Il devient en 1830 recteur de l’université de Montpellier et cesse alors très rapidement la parution des Annales. Il se retire en 1844 et s’éteint à l’âge de 88 ans.
La querelle Poncelet–Gergonne
René Descartes, puis Pierre de Fermat, ont jeté au XVIIe siècle les bases de la géométrie analytique. On y repère les points par leurs coordonnées, les droites et les plans par des équations. Cette nouvelle science s’oppose à la géométrie synthétique que chérissaient les Anciens.
Dans un mémoire écrit en 1810 et jamais publié, Gergonne élabore une définition précise de ce qu’il entend par « analyse et synthèse ». « On a appelé (depuis la plus Haute Antiquité) “synthèse” ou “procédé synthétique” le procédé par lequel on s’élève par degrés, des vérités les plus élémentaires à celles qui le sont moins ; et on a appelé “analyse” ou “méthode analytique” la méthode qui consiste au contraire à redescendre des vérités les plus élevées aux plus élémentaires, dans la vue de faire voir que les premières se réduisent au fond à celles-ci. »

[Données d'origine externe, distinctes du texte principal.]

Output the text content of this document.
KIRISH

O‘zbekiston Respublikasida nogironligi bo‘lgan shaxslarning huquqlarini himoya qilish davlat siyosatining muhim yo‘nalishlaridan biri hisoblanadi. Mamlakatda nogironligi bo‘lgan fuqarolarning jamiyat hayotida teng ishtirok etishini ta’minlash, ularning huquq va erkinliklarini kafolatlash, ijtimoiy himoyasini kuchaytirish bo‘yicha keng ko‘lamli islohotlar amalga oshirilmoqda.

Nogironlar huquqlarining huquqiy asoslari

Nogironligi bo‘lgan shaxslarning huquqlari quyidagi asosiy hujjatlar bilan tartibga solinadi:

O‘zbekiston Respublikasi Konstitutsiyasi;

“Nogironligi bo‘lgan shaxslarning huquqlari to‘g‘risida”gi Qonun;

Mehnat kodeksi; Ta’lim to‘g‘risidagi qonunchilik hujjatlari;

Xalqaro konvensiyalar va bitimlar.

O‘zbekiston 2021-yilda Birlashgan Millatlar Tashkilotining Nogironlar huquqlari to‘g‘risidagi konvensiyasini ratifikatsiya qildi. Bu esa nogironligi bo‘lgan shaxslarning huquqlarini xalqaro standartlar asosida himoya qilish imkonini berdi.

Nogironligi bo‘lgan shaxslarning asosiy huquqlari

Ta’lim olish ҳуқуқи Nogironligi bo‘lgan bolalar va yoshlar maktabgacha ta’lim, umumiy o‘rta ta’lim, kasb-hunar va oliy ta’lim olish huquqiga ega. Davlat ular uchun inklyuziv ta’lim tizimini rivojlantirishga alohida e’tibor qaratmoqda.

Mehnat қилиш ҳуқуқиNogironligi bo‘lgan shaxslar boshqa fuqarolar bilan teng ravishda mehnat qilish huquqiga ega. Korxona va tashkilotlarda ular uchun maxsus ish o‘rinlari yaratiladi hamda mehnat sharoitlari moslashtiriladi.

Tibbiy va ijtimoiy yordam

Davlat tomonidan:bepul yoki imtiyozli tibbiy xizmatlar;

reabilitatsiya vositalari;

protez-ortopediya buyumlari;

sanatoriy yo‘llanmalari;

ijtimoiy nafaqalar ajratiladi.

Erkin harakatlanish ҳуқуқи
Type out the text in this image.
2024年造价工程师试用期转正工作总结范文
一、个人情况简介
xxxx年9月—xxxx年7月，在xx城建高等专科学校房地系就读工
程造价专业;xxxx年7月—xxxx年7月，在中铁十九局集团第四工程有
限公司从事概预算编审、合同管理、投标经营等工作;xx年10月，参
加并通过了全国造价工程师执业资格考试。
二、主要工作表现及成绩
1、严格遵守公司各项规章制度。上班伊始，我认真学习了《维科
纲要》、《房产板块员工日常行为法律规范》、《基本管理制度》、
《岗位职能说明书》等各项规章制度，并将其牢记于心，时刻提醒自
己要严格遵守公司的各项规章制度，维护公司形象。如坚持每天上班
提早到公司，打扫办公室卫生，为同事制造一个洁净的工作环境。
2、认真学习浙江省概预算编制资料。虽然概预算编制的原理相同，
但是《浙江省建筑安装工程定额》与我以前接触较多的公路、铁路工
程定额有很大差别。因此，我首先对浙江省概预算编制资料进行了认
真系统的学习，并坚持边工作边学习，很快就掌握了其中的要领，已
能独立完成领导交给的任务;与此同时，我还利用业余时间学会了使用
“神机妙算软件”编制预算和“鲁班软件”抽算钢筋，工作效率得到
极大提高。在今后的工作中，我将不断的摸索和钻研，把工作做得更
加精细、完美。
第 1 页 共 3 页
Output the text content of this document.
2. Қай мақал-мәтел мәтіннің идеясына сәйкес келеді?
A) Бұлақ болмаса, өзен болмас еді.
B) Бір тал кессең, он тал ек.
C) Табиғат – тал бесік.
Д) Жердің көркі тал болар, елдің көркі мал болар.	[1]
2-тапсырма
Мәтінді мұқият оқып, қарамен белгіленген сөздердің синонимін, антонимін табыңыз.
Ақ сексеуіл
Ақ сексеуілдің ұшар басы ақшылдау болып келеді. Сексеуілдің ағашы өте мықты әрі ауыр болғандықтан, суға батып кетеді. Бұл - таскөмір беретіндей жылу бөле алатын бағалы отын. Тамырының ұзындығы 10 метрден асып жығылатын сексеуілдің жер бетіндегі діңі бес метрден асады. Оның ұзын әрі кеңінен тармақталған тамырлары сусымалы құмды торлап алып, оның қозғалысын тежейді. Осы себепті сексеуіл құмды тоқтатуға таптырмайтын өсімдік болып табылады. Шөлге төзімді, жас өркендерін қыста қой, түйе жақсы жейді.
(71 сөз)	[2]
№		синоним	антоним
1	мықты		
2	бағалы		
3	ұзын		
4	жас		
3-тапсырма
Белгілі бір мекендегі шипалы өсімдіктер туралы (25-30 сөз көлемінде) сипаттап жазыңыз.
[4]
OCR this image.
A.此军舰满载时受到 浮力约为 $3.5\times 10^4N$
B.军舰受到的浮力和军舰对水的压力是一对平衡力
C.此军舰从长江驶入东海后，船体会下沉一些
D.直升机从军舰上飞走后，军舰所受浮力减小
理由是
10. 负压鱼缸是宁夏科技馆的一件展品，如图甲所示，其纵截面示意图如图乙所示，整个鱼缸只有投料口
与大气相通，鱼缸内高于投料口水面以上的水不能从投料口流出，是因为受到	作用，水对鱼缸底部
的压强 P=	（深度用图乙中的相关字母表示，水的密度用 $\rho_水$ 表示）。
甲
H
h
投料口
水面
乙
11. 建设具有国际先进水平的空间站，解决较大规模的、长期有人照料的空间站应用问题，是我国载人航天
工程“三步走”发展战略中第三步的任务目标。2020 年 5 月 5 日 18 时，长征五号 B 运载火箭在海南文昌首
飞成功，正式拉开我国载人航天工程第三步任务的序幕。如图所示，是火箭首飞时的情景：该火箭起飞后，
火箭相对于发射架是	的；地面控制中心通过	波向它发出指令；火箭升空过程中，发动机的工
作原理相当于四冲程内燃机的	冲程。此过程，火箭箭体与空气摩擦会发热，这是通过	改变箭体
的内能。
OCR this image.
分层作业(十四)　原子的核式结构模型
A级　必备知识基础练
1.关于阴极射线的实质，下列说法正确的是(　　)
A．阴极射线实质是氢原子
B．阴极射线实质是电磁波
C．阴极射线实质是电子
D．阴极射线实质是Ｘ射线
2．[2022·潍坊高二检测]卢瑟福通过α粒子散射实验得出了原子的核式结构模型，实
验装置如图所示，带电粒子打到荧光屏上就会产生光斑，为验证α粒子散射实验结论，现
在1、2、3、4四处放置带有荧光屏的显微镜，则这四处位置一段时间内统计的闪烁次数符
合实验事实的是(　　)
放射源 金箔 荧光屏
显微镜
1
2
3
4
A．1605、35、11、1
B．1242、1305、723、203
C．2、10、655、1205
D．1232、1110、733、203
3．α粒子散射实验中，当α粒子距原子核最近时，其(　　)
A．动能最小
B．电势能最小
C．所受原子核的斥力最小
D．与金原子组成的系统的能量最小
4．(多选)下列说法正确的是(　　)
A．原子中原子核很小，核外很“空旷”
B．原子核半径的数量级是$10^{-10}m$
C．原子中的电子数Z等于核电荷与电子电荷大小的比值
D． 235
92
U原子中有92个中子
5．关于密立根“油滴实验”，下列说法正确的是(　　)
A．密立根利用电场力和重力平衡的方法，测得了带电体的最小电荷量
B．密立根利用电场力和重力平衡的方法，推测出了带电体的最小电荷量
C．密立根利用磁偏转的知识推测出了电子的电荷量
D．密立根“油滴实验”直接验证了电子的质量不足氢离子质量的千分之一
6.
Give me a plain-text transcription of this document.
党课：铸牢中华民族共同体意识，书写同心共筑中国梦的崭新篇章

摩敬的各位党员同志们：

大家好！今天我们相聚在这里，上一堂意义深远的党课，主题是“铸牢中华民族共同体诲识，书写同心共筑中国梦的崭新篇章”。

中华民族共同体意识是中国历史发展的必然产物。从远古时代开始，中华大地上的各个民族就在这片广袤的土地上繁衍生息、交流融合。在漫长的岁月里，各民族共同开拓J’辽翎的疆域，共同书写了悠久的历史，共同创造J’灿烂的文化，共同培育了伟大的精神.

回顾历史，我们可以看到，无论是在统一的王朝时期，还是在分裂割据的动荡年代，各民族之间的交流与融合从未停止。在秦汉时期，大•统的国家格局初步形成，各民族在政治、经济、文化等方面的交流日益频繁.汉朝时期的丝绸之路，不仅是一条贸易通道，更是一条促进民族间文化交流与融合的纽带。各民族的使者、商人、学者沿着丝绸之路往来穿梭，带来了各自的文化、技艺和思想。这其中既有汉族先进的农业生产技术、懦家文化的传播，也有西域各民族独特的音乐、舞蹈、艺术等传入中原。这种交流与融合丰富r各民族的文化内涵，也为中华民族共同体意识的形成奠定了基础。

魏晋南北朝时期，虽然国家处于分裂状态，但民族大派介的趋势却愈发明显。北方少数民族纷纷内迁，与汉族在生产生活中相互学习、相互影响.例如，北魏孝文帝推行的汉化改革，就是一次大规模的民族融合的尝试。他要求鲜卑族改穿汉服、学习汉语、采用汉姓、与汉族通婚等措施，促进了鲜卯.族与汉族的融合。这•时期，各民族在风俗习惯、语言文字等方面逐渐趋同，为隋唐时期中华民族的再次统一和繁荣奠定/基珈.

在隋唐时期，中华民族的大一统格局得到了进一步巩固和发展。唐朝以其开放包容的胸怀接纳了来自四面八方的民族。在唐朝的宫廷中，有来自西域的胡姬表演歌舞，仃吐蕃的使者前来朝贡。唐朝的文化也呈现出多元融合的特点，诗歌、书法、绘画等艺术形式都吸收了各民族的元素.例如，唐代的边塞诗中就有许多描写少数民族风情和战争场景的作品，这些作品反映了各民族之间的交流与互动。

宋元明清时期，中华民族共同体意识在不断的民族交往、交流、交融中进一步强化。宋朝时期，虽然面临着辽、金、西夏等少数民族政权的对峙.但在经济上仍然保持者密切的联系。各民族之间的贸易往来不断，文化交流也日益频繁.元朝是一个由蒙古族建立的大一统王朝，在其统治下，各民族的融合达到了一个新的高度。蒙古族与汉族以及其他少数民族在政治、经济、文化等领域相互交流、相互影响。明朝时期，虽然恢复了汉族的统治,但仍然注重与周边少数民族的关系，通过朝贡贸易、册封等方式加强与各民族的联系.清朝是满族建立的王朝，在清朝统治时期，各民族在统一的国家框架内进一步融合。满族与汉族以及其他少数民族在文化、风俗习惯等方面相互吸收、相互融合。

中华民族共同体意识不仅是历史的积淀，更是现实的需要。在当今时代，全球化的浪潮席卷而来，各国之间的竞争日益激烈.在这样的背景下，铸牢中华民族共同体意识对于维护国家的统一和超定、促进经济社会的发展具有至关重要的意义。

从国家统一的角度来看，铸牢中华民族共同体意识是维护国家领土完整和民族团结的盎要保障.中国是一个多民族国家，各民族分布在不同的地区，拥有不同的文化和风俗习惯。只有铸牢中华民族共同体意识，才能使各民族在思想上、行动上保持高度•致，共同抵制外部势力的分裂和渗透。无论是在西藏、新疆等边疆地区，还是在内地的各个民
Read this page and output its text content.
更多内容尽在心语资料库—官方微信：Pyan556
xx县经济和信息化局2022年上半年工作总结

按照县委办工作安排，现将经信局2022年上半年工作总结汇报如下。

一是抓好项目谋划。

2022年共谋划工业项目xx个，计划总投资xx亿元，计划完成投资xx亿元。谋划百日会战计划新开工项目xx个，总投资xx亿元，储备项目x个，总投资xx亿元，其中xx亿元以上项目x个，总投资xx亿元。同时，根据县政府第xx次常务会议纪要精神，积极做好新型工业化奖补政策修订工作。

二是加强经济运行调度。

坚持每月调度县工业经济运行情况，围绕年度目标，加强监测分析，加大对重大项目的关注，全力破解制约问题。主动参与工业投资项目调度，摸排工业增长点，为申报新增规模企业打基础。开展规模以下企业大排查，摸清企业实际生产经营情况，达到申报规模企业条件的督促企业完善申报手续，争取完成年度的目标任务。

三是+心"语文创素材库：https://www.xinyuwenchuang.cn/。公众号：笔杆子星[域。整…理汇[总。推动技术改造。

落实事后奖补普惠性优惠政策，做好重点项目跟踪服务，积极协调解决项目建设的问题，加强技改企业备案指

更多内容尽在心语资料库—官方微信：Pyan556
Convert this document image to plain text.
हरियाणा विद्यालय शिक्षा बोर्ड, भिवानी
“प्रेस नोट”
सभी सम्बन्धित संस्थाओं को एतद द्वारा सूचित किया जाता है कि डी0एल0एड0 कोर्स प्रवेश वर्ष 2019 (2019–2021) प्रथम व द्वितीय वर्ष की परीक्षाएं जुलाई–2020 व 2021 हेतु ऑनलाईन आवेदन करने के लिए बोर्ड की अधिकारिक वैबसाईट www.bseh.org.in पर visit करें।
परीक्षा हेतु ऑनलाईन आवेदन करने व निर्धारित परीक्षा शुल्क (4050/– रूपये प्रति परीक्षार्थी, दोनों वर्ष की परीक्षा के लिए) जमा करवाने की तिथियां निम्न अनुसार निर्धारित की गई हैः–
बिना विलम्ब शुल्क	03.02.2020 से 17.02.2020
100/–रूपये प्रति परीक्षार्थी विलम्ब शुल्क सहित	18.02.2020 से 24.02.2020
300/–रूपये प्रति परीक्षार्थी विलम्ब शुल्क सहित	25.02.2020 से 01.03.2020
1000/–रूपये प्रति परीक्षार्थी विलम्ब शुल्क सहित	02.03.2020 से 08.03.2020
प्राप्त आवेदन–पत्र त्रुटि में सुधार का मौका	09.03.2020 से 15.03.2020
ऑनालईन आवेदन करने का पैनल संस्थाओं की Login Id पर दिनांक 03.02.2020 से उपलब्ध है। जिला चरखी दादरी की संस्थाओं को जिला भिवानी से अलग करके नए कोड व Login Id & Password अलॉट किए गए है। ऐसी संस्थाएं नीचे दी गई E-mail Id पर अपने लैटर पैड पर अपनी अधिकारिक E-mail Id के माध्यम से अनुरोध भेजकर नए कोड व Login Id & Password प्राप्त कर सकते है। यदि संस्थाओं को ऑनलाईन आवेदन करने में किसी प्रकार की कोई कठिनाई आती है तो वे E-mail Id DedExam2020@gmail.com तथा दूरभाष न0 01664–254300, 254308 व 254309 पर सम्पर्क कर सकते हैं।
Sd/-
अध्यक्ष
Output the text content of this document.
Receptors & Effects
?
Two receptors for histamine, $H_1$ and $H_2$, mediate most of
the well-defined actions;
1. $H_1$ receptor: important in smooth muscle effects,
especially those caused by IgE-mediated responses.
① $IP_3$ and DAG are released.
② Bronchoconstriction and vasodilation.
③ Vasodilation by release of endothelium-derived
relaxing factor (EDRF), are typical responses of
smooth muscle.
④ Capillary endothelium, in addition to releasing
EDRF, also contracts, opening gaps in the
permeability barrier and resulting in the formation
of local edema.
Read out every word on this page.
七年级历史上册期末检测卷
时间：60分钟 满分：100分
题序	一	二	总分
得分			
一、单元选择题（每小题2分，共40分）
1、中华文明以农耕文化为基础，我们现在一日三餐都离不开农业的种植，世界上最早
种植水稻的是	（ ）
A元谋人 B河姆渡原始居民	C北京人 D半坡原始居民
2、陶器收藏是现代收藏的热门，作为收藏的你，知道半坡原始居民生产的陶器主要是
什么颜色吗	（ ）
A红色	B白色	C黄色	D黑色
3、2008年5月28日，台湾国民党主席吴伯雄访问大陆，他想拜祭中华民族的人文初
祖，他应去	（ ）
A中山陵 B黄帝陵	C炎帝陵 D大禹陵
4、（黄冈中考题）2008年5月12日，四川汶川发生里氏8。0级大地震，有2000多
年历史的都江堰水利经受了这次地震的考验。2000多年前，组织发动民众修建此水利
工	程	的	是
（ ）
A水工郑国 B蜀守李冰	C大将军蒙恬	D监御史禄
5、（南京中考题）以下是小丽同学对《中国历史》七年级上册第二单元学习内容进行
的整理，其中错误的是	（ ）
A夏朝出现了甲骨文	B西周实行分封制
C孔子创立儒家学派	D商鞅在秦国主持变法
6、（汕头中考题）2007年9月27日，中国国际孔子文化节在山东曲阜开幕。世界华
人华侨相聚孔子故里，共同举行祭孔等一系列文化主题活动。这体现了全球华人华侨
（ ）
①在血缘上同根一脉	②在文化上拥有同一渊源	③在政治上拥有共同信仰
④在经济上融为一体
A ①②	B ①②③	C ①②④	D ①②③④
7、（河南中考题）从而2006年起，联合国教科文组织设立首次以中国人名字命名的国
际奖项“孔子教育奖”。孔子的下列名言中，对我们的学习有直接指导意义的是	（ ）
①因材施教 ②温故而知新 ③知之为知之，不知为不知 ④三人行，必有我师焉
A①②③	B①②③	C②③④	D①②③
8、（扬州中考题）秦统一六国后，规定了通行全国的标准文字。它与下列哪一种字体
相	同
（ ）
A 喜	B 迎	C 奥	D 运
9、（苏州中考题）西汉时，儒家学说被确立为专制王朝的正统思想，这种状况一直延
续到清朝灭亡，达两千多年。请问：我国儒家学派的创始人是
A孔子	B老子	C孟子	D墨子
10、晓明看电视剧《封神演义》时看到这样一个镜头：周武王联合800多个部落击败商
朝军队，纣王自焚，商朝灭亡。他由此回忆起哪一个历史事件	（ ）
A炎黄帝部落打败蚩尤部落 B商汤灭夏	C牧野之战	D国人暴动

Gergonne se déclarait partisan de la géométrie analytique et il en fit une défense acharnée. Victor Poncelet, au contraire, défendait la géométrie synthétique en insistant sur le rôle de la figure, qui pourrait être obscurci par les calculs algébriques. Les propos entre les deux hommes devinrent plus acerbes lorsque leur ego s’en mêla, chacun se prétendant l’initiateur de la notion de dualité.
Si l’on ne peut prendre parti, on peut affirmer que l’on doit à Poncelet les bases de la géométrie projective, et cela, sans minimiser le travail de Gergonne. Cependant, c’est ce dernier qui a exprimé, le premier, le principe de dualité, terme qu’il a lui-même introduit.